Just as a car requires regular maintenance, your estate plan needs periodic updates and repairs. Life changes such as marriages, divorces, births, deaths, and changes in financial status can all impact your plan. Regularly reviewing and updating your plan ensures that it remains effective and aligned with your current situation and goals. Keeping your estate plan updated is akin to performing necessary maintenance to avoid unexpected breakdowns and ensure a smooth journey for your loved ones.

3: Need for an Advisory Team – “Road-Side Service”
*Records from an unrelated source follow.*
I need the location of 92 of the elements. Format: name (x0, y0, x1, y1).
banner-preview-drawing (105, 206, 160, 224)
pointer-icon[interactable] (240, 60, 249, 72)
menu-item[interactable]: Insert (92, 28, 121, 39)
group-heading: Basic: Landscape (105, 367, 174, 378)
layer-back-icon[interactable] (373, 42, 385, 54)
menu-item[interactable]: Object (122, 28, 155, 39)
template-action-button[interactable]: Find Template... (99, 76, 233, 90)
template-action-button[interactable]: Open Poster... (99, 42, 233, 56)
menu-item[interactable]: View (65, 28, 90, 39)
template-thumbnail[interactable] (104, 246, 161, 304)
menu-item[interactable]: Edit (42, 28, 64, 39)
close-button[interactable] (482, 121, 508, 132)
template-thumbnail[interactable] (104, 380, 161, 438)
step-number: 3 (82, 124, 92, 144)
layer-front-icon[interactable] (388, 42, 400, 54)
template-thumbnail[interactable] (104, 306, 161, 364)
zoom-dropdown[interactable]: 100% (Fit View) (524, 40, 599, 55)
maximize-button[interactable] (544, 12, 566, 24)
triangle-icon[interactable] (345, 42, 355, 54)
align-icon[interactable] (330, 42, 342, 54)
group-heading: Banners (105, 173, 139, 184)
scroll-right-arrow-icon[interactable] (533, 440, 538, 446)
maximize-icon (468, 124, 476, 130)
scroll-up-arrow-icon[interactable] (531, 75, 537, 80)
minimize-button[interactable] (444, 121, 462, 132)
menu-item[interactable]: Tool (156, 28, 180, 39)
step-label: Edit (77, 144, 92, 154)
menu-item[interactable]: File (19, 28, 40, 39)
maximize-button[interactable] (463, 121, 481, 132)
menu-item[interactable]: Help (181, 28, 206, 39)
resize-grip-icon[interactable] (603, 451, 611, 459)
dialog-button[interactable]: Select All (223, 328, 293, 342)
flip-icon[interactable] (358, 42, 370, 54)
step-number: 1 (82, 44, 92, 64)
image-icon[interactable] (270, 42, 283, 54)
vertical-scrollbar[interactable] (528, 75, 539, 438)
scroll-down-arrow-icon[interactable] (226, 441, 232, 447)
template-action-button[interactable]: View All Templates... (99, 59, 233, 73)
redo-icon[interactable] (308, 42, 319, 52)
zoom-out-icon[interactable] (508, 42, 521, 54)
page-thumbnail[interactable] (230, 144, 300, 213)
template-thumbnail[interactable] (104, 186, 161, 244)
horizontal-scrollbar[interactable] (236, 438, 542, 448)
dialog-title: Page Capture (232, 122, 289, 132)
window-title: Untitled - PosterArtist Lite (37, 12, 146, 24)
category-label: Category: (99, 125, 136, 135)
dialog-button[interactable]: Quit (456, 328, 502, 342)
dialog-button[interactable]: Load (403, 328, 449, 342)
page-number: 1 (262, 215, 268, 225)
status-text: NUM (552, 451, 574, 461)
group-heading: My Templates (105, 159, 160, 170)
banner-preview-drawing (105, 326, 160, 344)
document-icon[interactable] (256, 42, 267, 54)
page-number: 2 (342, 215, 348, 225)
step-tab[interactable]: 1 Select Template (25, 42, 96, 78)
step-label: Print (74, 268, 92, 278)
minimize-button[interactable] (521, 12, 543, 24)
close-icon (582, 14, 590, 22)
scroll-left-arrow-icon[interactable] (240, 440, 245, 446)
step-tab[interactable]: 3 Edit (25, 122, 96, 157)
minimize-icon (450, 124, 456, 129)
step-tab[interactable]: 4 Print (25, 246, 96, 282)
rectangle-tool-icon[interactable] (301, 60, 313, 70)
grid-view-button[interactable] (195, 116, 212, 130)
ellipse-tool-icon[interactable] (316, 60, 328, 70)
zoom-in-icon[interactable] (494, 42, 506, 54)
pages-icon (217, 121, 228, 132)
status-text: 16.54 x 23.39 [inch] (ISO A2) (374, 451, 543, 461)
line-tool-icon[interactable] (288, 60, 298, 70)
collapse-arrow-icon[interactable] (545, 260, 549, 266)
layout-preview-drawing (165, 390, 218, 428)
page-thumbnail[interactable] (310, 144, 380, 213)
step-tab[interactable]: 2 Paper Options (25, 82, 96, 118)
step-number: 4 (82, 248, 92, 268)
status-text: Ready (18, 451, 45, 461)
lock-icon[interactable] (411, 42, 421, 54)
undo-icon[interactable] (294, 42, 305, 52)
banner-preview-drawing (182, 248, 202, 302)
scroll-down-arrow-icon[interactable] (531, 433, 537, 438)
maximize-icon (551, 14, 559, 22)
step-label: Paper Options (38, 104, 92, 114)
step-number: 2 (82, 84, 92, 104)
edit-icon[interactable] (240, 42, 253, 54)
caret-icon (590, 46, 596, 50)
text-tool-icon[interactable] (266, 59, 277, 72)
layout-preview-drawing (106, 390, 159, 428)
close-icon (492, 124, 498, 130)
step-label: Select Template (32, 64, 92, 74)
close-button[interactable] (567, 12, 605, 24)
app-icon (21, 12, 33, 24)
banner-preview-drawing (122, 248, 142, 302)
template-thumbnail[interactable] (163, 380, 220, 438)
An effective estate plan often requires the expertise of a team of advisors, including attorneys, financial planners, and tax professionals. These advisors provide the necessary road-side service to help navigate complex legal and financial issues, offer strategic advice, and ensure that all aspects of your estate plan are properly executed. Having an advisory team ensures that you have the support and guidance needed to address any issues that arise along the way, much like having a reliable road-side service during a long trip. As an added benefit, this advisory team can stay in place to provide much-needed stability and guidance to loved ones in the days, months, and years following your passing.

By understanding the roadmap, keeping your plan updated, and having a solid advisory team, you can ensure that your estate planning is well-prepared for the long haul. This comprehensive approach provides peace of mind and ensures that your desires are honored, and your loved ones are taken care of, no matter what lies ahead.